As my church began to reflect the massive multiculturalism of Toronto, the pastoral questions became much more difficult to answer. I quickly realized there was a missing piece in my understanding of family. I just hadn’t put enough thought into the relationship between the generations. I was living according to culture, not scripture.
Multiculturalism has a fascinating way of messing with our presuppositions. We find to our surprise that what is normal to one person is foreign to another, that what is good within one culture is evil within another. We find that much of what we believe to be objectively good and true has actually been filtered through a subjective cultural lens. We find that we need to look to the transcultural Bible to ask, “What does God say about this?”
When I was a child and I was forming a sense of how the world works, my part of the country was still largely monocultural. My culture was fully Western and with it I inherited the idea that the ideal relationship between generations is one of independence. One generation was to give birth to the next, fulfill the duty of getting them through college, then pursue the “Freedom 55” dream of a long and lazy retirement. There would be very little overlap between the generations beyond the occasional Easter or Thanksgiving meal. Certainly there should be very little sense of duty or obligation toward grown children or elderly parents.

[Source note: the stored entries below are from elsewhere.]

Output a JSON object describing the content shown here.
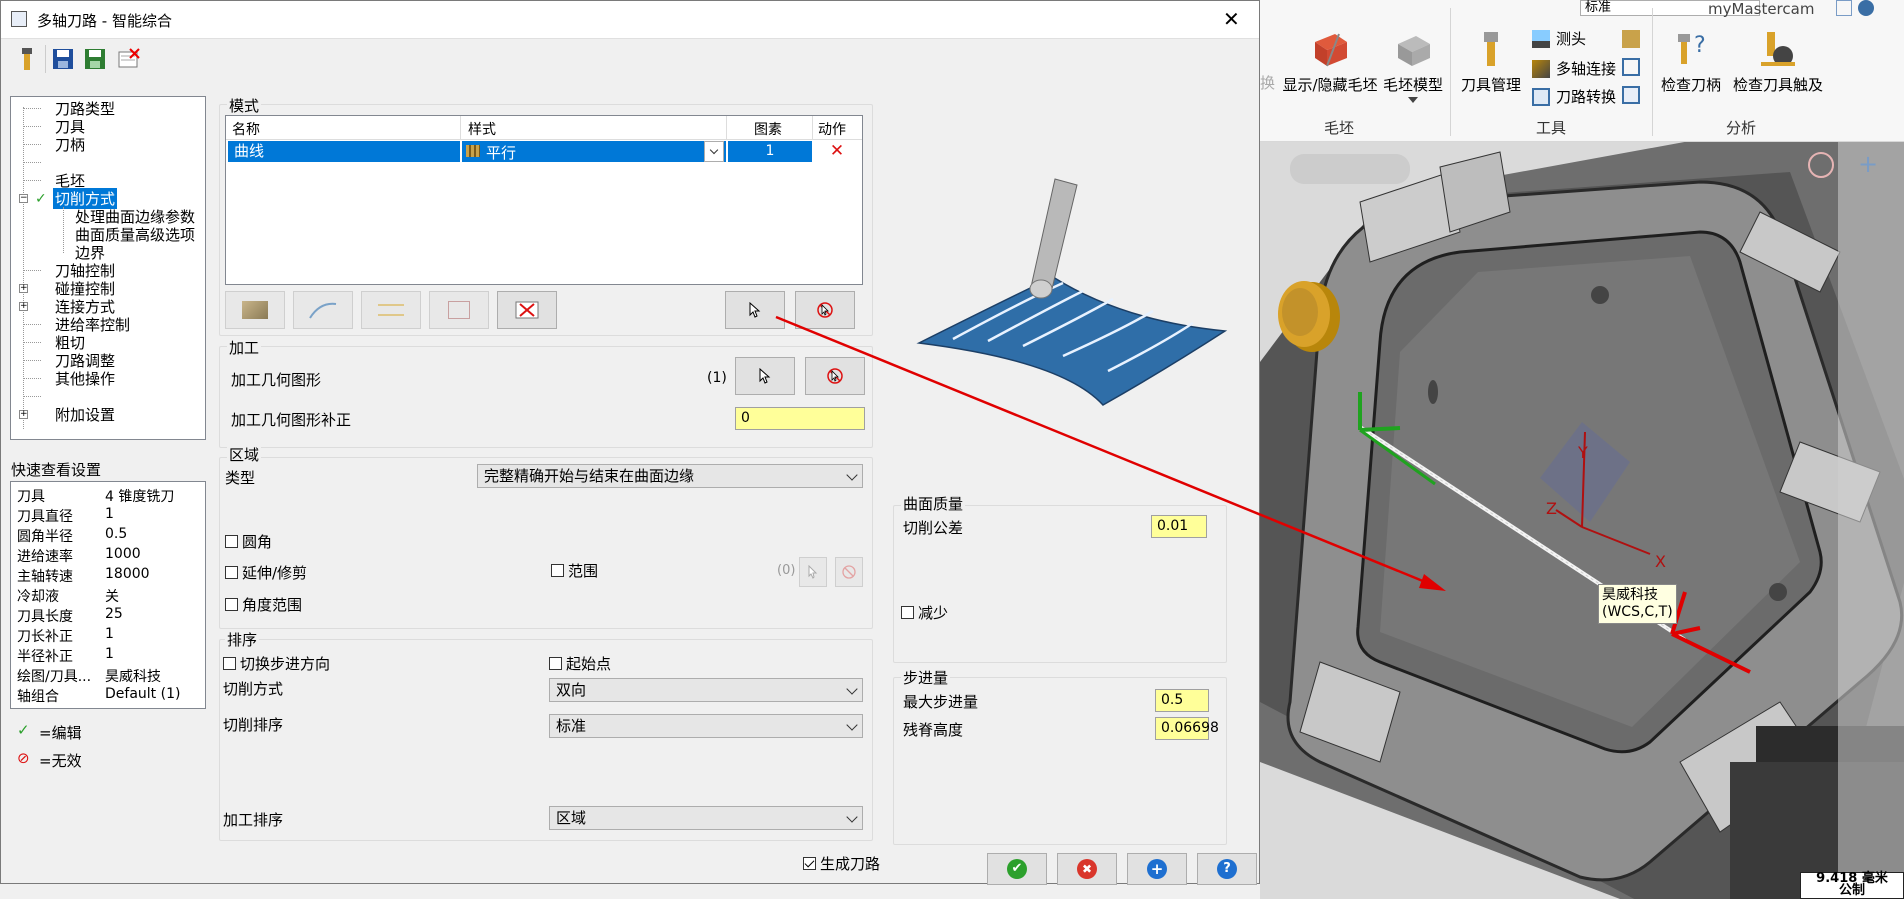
{
  "dialog": {
    "title": "多轴刀路 - 智能综合",
    "close_glyph": "✕"
  },
  "tree": {
    "items": [
      {
        "label": "刀路类型"
      },
      {
        "label": "刀具"
      },
      {
        "label": "刀柄"
      },
      {
        "label": ""
      },
      {
        "label": "毛坯"
      },
      {
        "label": "切削方式"
      },
      {
        "label": "处理曲面边缘参数"
      },
      {
        "label": "曲面质量高级选项"
      },
      {
        "label": "边界"
      },
      {
        "label": "刀轴控制"
      },
      {
        "label": "碰撞控制"
      },
      {
        "label": "连接方式"
      },
      {
        "label": "进给率控制"
      },
      {
        "label": "粗切"
      },
      {
        "label": "刀路调整"
      },
      {
        "label": "其他操作"
      },
      {
        "label": ""
      },
      {
        "label": "附加设置"
      }
    ]
  },
  "quick_view": {
    "title": "快速查看设置",
    "rows": [
      {
        "key": "刀具",
        "value": "4 锥度铣刀"
      },
      {
        "key": "刀具直径",
        "value": "1"
      },
      {
        "key": "圆角半径",
        "value": "0.5"
      },
      {
        "key": "进给速率",
        "value": "1000"
      },
      {
        "key": "主轴转速",
        "value": "18000"
      },
      {
        "key": "冷却液",
        "value": "关"
      },
      {
        "key": "刀具长度",
        "value": "25"
      },
      {
        "key": "刀长补正",
        "value": "1"
      },
      {
        "key": "半径补正",
        "value": "1"
      },
      {
        "key": "绘图/刀具...",
        "value": "昊威科技"
      },
      {
        "key": "轴组合",
        "value": "Default (1)"
      }
    ],
    "legend_edit": "=编辑",
    "legend_invalid": "=无效"
  },
  "mode": {
    "group_label": "模式",
    "columns": [
      "名称",
      "样式",
      "图素",
      "动作"
    ],
    "row": {
      "name": "曲线",
      "style": "平行",
      "count": "1"
    }
  },
  "machining": {
    "group_label": "加工",
    "geometry_label": "加工几何图形",
    "geometry_count": "(1)",
    "offset_label": "加工几何图形补正",
    "offset_value": "0"
  },
  "region": {
    "group_label": "区域",
    "type_label": "类型",
    "type_value": "完整精确开始与结束在曲面边缘",
    "fillet": "圆角",
    "extend_trim": "延伸/修剪",
    "range": "范围",
    "range_count": "(0)",
    "angle_range": "角度范围"
  },
  "order": {
    "group_label": "排序",
    "switch_dir": "切换步进方向",
    "start_point": "起始点",
    "cut_method_label": "切削方式",
    "cut_method_value": "双向",
    "cut_order_label": "切削排序",
    "cut_order_value": "标准",
    "mach_order_label": "加工排序",
    "mach_order_value": "区域"
  },
  "surface_quality": {
    "group_label": "曲面质量",
    "tolerance_label": "切削公差",
    "tolerance_value": "0.01",
    "reduce": "减少"
  },
  "stepover": {
    "group_label": "步进量",
    "max_label": "最大步进量",
    "max_value": "0.5",
    "scallop_label": "残脊高度",
    "scallop_value": "0.06698"
  },
  "footer": {
    "generate": "生成刀路"
  },
  "ribbon": {
    "combo_value": "标准",
    "brand": "myMastercam",
    "cut_left": "换",
    "show_hide_stock": "显示/隐藏毛坯",
    "stock_model": "毛坯模型",
    "tool_manager": "刀具管理",
    "probe": "测头",
    "multiaxis_link": "多轴连接",
    "toolpath_transform": "刀路转换",
    "check_holder": "检查刀柄",
    "check_reach": "检查刀具触及",
    "group_stock": "毛坯",
    "group_tools": "工具",
    "group_analysis": "分析"
  },
  "viewport": {
    "axis_x": "X",
    "axis_y": "Y",
    "axis_z": "Z",
    "wcs_line1": "昊威科技",
    "wcs_line2": "(WCS,C,T)",
    "scale_value": "9.418 毫米",
    "scale_unit": "公制"
  },
  "colors": {
    "selection_blue": "#0078d7",
    "field_yellow": "#ffff99",
    "arrow_red": "#e00000"
  }
}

But then Toronto changed. The world was invited to move to Canada and I began to see that other cultures view the relationship between the generations very differently. Where in my culture the circles of grown children and elderly parents barely overlap, in other cultures they are barely separate! As my church began to reflect the massive multiculturalism of Toronto, the pastoral questions became much more difficult to answer. I quickly realized there was a missing piece in my understanding of family. I just hadn’t put enough thought into the relationship between the generations. I was living according to culture, not scripture.
I began to find myself wondering, How should I relate to my children in the inevitable days to come they are the strong ones and I am the weak one? How should I prepare them to relate to me when they are increasingly capable and I am increasingly needy? Does the Bible have anything to say about children and their aging or elderly parents?
I went looking and landed on 1 Timothy 5 where the issue gets addressed as clearly as anywhere. Paul tells how children are to care for their parents in such a way that they “make a return” for all their parents did for them. It seems Paul does not see a total separation between the generations, but rather a healthy overlap. One generation does become independent of their parents, but then reaches back with love and care.